Right, so the find suggestion at least would do a depth first listing of
files-to-add, and tar I am guessing would also add files depth first,
which I think meets your requirement, or close enough, of putting
related files into the same chunk.
Using find-and-then-tar you could avoid building the following archive
until the current one has been sent off to RAL. You'd just need space
for the filelist.
What I am thinking is:
1. find <folder to be backed up> -newer <timestamp file> |<list size and
full filename> >filelist
2. Walk through filelist one line at a time adding up sizes and
filenames till a certain threshold size has been exceeded (say 20GB or
100,000 files, whichever comes firsts) or adding the next file will take
us above a higher threshold (say 50GB)
3. Once a list has been found, tar it up, compress it, optionally store
the contents (list) somewhere, send the tarball to RAL, and then delete it.
4. Go back to step 2 until the filelist has been completed.
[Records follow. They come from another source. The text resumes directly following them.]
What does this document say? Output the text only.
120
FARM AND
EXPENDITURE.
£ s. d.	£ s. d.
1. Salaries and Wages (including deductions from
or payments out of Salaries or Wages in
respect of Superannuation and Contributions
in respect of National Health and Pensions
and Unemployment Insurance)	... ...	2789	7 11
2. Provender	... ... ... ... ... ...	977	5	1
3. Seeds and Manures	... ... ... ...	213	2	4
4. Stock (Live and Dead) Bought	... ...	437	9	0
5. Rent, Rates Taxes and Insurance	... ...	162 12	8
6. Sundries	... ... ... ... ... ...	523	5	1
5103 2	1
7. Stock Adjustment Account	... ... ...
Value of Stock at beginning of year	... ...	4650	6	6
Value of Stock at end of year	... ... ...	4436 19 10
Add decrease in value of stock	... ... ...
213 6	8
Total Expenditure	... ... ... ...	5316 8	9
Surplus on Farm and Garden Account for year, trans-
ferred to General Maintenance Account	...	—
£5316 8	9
5. Touch the timestamp file
6. sleep 24 hours (or whatever) and go to step 1.
This would meet all our requirements and would be stupidly easy to do.
Cheers
--jens
On 17/12/2015 12:43, Lydia Heck wrote:
>
> Hi Jens,
>
> it took longer than I thought to tidy up the results from the meeting
> last week (I spent a full day on a spreadsheet :-) )
>
> However I am now going to look at the transfers again.
>
> I looked over the presentation you shared with us. And yes, that is
> the way it should go. There are some provisos:
>
> If I create 3 TB chunks, I need to have space for several of them:
>
> One being transfered, one in waiting and one being prepared. This will
> add 10 TB to the storage that is not available for the users; can be
> done, but needs to be factored in.
>
>
> If there is indeed a failure, then I need to identify where the data
> are that have been deleted, corrupted or whatever. If I "just" chunk
> the whole filesystem, that would be difficult, if not impossible to
> find. So I would need to arrange transfers by project, and even then
> the retrieval might physically not be possible, depending of how many
> of the chunks I would have to retrieve.
>
> I believe that currently the biggest top folder is ~500 TB.
>
> There would not be lots of jobs running, simply because there is not
> enough space to chunk that much.
>
> On the storage that I would like to archive there are more than 64M
> files.
>
> So would a "flat" chunking tar of all the filesystem be a "good"
> idea? I am not sure.
>
> I need to think about this a bit more.
>
> Lydia
>
>
>
>
> On Thu, 10 Dec 2015, Jensen, Jens (STFC,RAL,SC) wrote:
>
>> Hi Lydia,
>>
>> That's great. I am actually on leave tomorrow (travelling) and out
>> Monday (at Royal Holloway) but the others on the list can follow up.
>>
>> Thanks
>> --jens
>>
>> On 10/12/2015 10:21, Lydia Heck wrote:
>>>
>>> Dear all,
>>>
>>> sorry for my silence. I have a meeting in London on Tuesday and
>>> attended CIUK yesterday. Just back and I have to tidy up some
>>> spreadsheets from Tuesday's meeting and I will be busy today as well
>>> with local tasks. So I should get back to this tomorrow.
>>>
>>> Best wishes,
>>> Lydia
>>>
>>>
>>>
>>>
>>> On Wed, 9 Dec 2015, Jensen, Jens (STFC,RAL,SC) wrote:
>>>
>>>> Hi,
>>>>
>>>> Here is the proposal the third option. Would also be worth looking
>>>> into.
>>>> It is written in python AFAIK.
>>>>
>>>> Overall we are trying to deploy something that meets the requirements
>>>> and saves us time in the long run.
>>>>
>>>> Thanks
>>>> --jens
>>>>
>>>>
>>
|